Intrastate expropriation of art rises to the level of genocidal act where the taking is in furtherance of a plan to deny a people sufficient resources to survive as a people, including wealth and articles of commerce; under the FSIA, the obligation to prove the contrary is with the state.

Insufficient nexus for the state defendant.

There is no statutory exhaustion requirement for expropriation in the FSIA; questions of international comity are best addressed by Congress.

As there is no direct conflict between the aims of state tort actions and the FSIA, the former are not preempted.



 

DC Circuit: Delaware Riverkeeper Network v. FERC

Implied right of action for riparian denizens under the statute to challenge power plant construction.

Clean air, water and environment is not property or liberty for which due process of law would be required before deprivation.

Funding structure of the commission does not, on its face, violate the constitution; review and tolling procedures are within the statute.

https://www.cadc.uscourts.gov/internet/opinions.nsf/2FEE744A69F0676F852582C600521EA8/$file/17-5084-1739812.pdf


DC Circuit: Secretary of Labor v. Consolidation Coal Company

ALJ impermissibly incorporated likelihood-of-injury consideration, including many extrinsic factors, in deciding whether it was a sufficiently bad thing that the mine roof fell in.
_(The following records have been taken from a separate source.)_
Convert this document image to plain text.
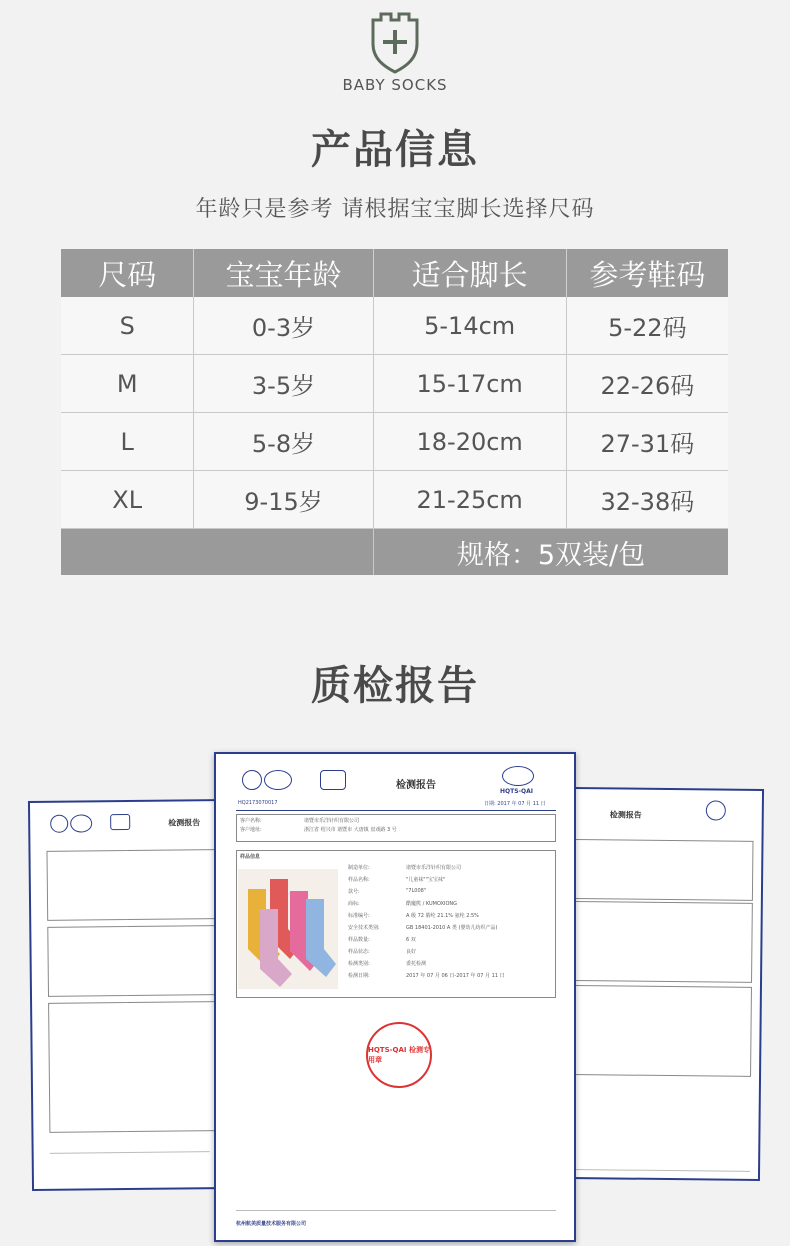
BABY SOCKS
产品信息
年龄只是参考 请根据宝宝脚长选择尺码
尺码	宝宝年龄	适合脚长	参考鞋码
S	0-3岁	5-14cm	5-22码
M	3-5岁	15-17cm	22-26码
L	5-8岁	18-20cm	27-31码
XL	9-15岁	21-25cm	32-38码
规格：5双装/包
质检报告
检测报告
检测报告
检测报告
HQTS-QAI
HQ2173070017	日期: 2017 年 07 月 11 日
客户名称:	诸暨市乐洋针织有限公司
客户地址:	浙江省 绍兴市 诸暨市 大唐镇 盘戏路 3 号
样品信息
制造单位:	诸暨市乐洋针织有限公司
样品名称:	"儿童袜""宝宝袜"
款号:	"7L008"
商标:	酷魔熊 / KUMOXIONG
标准编号:	A 级 72 腈纶 21.1% 氨纶 2.5%
安全技术类别:	GB 18401-2010 A 类 (婴幼儿纺织产品)
样品数量:	6 双
样品状态:	良好
检测类别:	委托检测
检测日期:	2017 年 07 月 06 日-2017 年 07 月 11 日
HQTS-QAI 检测专用章
杭州航美质量技术服务有限公司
DC Circuit: Delaware Department of Natural Resources v. EPA

State's comments in notice and comment period were not specifically contrary to its positions in the present litigation; it therefore has standing to raise the challenge.

Plain meaning of the statute presents insufficient ambiguity to permit a challenge arising from context.

Evidence of a state's extrinsic noncompliance is insufficient basis to hold that the agency's decision that the state's lack of enforcement actions indicated compliance with the plan was arbitrary or capricious.

As the act is an exercise in cooperative federalism, agency was within rights in accepting state's assertion of compliance.